Yep, I’ve done this before several times. I recently had a client’s page ranking in the top 3 positions for a competitive term around driving in a certain country. The page outranked competitors whose backlink profiles dwarfed our own, and there were no links at all going to this particular page. We were able to spot gaps in our content and match intent better.

Obviously great content and great backlinks are the ideal pairings, though you can rank well if you spot gaps in terms of what’s ranking in the SERP around your desired search term.

14. Which interlinking rules do you follow?

Diversify, diversify, diversify.

15. What do you think is the one rule that helps improve ranking?

It may sound old and tired but it’s amazing what you can do by simply giving an old piece of content a fresh lick of paint. I hate to say it, but even lazy things like adding “2023” into page titles can still work. Come on Google!

16. What have been the most influential books, podcasts, or other resources?

I’m sadly not one of these people who consume — business or marketing books and podcasts for inspiration, though I probably should as I’ve been recommended plenty throughout my career.

Another side of me is heavily into politics and global affairs. I may be stretching here, but I believe there are things we can learn from the world of politics when it comes to global SEO and wider marketing and consumer behavior around the world. I suppose this feeds back into my background living in China for so long — I take a big interest in how different cultures and indeed socio-political demographics operate and try to apply this where possible in my work.
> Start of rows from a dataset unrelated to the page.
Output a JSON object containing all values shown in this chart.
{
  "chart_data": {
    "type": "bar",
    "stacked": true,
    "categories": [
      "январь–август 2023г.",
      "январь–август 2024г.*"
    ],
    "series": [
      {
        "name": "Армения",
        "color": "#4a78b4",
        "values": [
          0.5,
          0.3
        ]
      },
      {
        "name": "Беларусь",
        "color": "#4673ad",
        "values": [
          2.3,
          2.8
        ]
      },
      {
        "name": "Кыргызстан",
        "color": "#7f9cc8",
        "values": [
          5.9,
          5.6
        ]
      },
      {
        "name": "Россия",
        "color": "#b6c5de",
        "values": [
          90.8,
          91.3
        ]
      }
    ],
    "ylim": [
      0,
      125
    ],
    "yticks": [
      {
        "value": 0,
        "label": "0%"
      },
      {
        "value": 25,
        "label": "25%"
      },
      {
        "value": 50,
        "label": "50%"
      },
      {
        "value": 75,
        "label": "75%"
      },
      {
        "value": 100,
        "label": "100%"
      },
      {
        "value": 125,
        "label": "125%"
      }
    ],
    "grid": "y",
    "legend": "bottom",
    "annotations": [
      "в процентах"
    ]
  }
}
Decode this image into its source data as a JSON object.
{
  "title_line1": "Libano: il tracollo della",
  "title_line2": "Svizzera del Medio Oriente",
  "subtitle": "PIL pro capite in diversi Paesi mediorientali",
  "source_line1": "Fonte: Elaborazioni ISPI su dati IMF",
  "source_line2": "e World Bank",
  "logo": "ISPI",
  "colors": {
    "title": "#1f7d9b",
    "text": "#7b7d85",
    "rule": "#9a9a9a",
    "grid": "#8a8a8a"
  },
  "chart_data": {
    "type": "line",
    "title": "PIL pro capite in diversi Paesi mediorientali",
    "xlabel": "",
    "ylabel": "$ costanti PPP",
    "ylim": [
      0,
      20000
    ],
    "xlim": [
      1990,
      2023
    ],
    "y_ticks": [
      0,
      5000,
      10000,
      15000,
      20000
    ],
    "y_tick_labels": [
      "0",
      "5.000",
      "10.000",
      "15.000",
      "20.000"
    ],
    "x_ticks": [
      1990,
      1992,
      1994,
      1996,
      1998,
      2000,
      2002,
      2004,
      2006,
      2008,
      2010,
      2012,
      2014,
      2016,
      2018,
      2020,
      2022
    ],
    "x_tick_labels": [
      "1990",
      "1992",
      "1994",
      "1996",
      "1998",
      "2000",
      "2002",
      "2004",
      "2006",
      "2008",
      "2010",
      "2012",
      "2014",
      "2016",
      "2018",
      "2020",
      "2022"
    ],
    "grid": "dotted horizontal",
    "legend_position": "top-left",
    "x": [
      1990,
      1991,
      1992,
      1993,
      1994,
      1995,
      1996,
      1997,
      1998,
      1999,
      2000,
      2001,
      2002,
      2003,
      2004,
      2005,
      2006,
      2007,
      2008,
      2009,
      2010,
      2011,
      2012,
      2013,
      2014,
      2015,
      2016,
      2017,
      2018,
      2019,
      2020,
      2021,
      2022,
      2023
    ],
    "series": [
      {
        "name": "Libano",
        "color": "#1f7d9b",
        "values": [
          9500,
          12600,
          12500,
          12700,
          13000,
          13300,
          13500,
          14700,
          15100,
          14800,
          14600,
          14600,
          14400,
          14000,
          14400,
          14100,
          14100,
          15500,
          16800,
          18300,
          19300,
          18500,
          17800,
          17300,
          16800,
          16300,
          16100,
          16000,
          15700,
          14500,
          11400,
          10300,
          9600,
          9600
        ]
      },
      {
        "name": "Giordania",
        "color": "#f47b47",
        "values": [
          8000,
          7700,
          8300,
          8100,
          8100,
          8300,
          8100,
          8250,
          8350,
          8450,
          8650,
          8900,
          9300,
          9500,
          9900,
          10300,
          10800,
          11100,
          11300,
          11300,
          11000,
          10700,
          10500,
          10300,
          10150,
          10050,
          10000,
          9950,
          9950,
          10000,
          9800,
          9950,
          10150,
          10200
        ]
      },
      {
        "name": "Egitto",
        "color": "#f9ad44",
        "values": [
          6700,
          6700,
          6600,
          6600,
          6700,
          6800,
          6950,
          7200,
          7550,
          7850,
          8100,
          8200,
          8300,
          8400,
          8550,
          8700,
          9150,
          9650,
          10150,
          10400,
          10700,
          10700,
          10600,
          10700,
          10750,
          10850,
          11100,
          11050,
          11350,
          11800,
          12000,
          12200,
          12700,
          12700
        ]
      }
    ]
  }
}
With that in mind, “The News Agents” and “Rest are Politics” podcasts are two that I couldn’t live without these days, alongside good political and historical non-fiction books.

17. The best piece of career advice I have ever been given is…

I’ve been given plenty of golden nuggets of advice over the years by people smarter than me, from tips for running a solo business to framing certain SEO problems for difficult clients.

The one thing that’s kept me sturdy all these years though is to not take oneself too seriously, roll with the punches and remember it’s only work.